Leadership and management


Get the basics right.
Make decisions to do things.

In a very small organization, the board is a board of management. It actually runs the activities of the organization, and most board members are probably also operational staff anyway. This kind of organization is usually too small and new to separate leadership from management.

As soon as practical in the life of an organization, it is desirable to separate leadership and management. In a board of governance (also called policy governance), the board's responsibilities are clearly separated from management and implementation:

CEOs sometimes feel they should lead and control the board rather than be subject to it, and you will often have to strike a balance between the board's role and the CEO's role. In practice, CEOs are responsible to inform the board of operations; they know more than anyone else about them, and often have most to lose if something goes wrong. However, beware CEO bias; they naturally want to cast themselves in a good light and their view of the organization, even when complely honest, is idiosyncratic and others might see it differently.

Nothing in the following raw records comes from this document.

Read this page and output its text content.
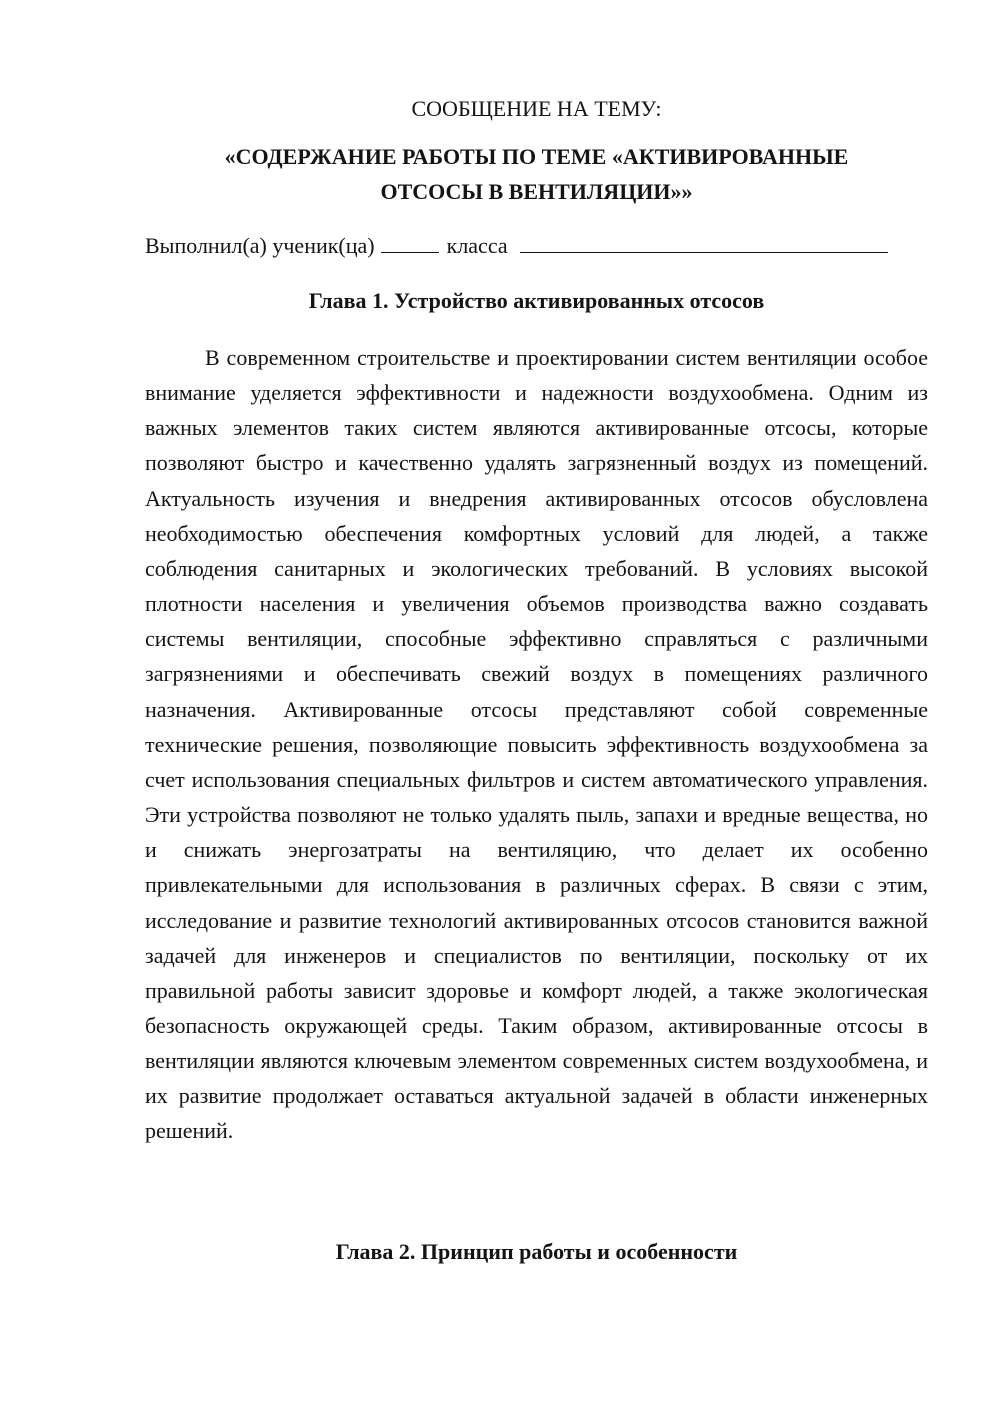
СООБЩЕНИЕ НА ТЕМУ:
«СОДЕРЖАНИЕ РАБОТЫ ПО ТЕМЕ «АКТИВИРОВАННЫЕ
ОТСОСЫ В ВЕНТИЛЯЦИИ»»
Выполнил(а) ученик(ца)	класса
Глава 1. Устройство активированных отсосов

В современном строительстве и проектировании систем вентиляции особое внимание уделяется эффективности и надежности воздухообмена. Одним из важных элементов таких систем являются активированные отсосы, которые позволяют быстро и качественно удалять загрязненный воздух из помещений. Актуальность изучения и внедрения активированных отсосов обусловлена необходимостью обеспечения комфортных условий для людей, а также соблюдения санитарных и экологических требований. В условиях высокой плотности населения и увеличения объемов производства важно создавать системы вентиляции, способные эффективно справляться с различными загрязнениями и обеспечивать свежий воздух в помещениях различного назначения. Активированные отсосы представляют собой современные технические решения, позволяющие повысить эффективность воздухообмена за счет использования специальных фильтров и систем автоматического управления. Эти устройства позволяют не только удалять пыль, запахи и вредные вещества, но и снижать энергозатраты на вентиляцию, что делает их особенно привлекательными для использования в различных сферах. В связи с этим, исследование и развитие технологий активированных отсосов становится важной задачей для инженеров и специалистов по вентиляции, поскольку от их правильной работы зависит здоровье и комфорт людей, а также экологическая безопасность окружающей среды. Таким образом, активированные отсосы в вентиляции являются ключевым элементом современных систем воздухообмена, и их развитие продолжает оставаться актуальной задачей в области инженерных решений.

Глава 2. Принцип работы и особенности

Mixing board leadership and management is toxic. Executive officers need the freedom to handle problems and adjust strategies when current activities are not on track to meet the objectives set by the board. Board members normally should not be involved in the everyday operations, which are entrusted to the chief officers. Consequently, it is very tricky for board members to both be on the board supervising the CEO, and working in the organization subject to the CEO. Few people can do it successfully, and it normally causes such problems of role conflict that it is not good practice.

Growth and change

As organizations grow, boards naturally go though a series of changes, all of which are quite traumatic. It's worth noticing here because board members get frustrated by the transitions but often don't know what is frustrating them.

Stage 1: The Great Leader
Community and non-profit organizations tend to be founded by a strong person who acts as the Great Leader. These are often strong, charismatic people who can gather other people around them. Boards at this early stage are usually support teams who follow the guidance of the leader.

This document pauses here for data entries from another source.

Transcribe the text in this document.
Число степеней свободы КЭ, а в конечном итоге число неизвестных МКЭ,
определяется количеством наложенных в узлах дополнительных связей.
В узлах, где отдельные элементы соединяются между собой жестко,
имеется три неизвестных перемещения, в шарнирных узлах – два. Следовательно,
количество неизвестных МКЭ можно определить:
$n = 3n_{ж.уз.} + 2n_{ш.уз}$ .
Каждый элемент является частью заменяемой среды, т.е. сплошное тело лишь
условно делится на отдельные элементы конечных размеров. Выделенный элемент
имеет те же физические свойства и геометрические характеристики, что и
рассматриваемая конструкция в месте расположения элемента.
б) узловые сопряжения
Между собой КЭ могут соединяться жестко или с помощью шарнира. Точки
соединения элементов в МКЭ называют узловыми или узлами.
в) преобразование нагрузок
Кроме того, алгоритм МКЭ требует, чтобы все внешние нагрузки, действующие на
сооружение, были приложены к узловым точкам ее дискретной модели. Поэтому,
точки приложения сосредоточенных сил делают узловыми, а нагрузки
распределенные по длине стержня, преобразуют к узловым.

Stage 2: Board of management
If the organization survives, the board members eventually start to realize that one person can't do everything. The board starts making real decisions and they become a board of management. They manage the organization together. If they are good, they make good decisions and the organization grows. And if the board members are all new to making decisions for an organization, they probably waste lots of time and make some bad decisions.

The transition from being simply a support team to real decision-making is usually quite traumatic:
It's not our job. We're used to the Great Leader making those decisions.
What if the Great Leader disagrees?
What if the Great Leader is clearly wrong?

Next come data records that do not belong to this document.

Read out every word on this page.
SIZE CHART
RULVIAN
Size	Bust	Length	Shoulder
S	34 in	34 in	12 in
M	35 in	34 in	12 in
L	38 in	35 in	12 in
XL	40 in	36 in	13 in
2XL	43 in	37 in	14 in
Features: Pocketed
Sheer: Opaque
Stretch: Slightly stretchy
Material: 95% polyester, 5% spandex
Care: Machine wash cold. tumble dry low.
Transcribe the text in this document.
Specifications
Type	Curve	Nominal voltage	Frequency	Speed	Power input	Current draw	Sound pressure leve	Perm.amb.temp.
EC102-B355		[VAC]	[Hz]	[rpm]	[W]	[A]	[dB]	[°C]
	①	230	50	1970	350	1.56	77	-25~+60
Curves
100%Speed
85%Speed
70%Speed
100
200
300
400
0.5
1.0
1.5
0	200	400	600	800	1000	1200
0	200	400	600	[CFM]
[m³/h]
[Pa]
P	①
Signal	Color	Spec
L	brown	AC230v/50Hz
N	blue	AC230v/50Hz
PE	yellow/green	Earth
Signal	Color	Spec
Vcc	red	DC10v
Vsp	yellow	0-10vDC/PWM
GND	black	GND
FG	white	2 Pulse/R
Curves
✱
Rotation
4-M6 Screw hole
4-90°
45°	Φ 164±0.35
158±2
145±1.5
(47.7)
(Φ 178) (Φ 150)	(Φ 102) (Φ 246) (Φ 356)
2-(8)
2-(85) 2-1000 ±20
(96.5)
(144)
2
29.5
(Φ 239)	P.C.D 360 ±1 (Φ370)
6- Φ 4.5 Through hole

Stage 3: Board of governance
If the organization grows, the board starts to realize that the board is not an effective place to make all management decisions. Spending an hour talking about the color of paint in the office kitchen is not good. So they separate the role of the board from management. The board decides strategy and policy, and managers decide on implementation.

This is also a traumatic transition. Board members are used to feeling that they have a right to make all implementation decisions, and don't like losing the power to do so. If something comes up, they dislike being out of the loop. Too often, they feel they have authority to intervene in implementation; and their interventions often have negative consequences.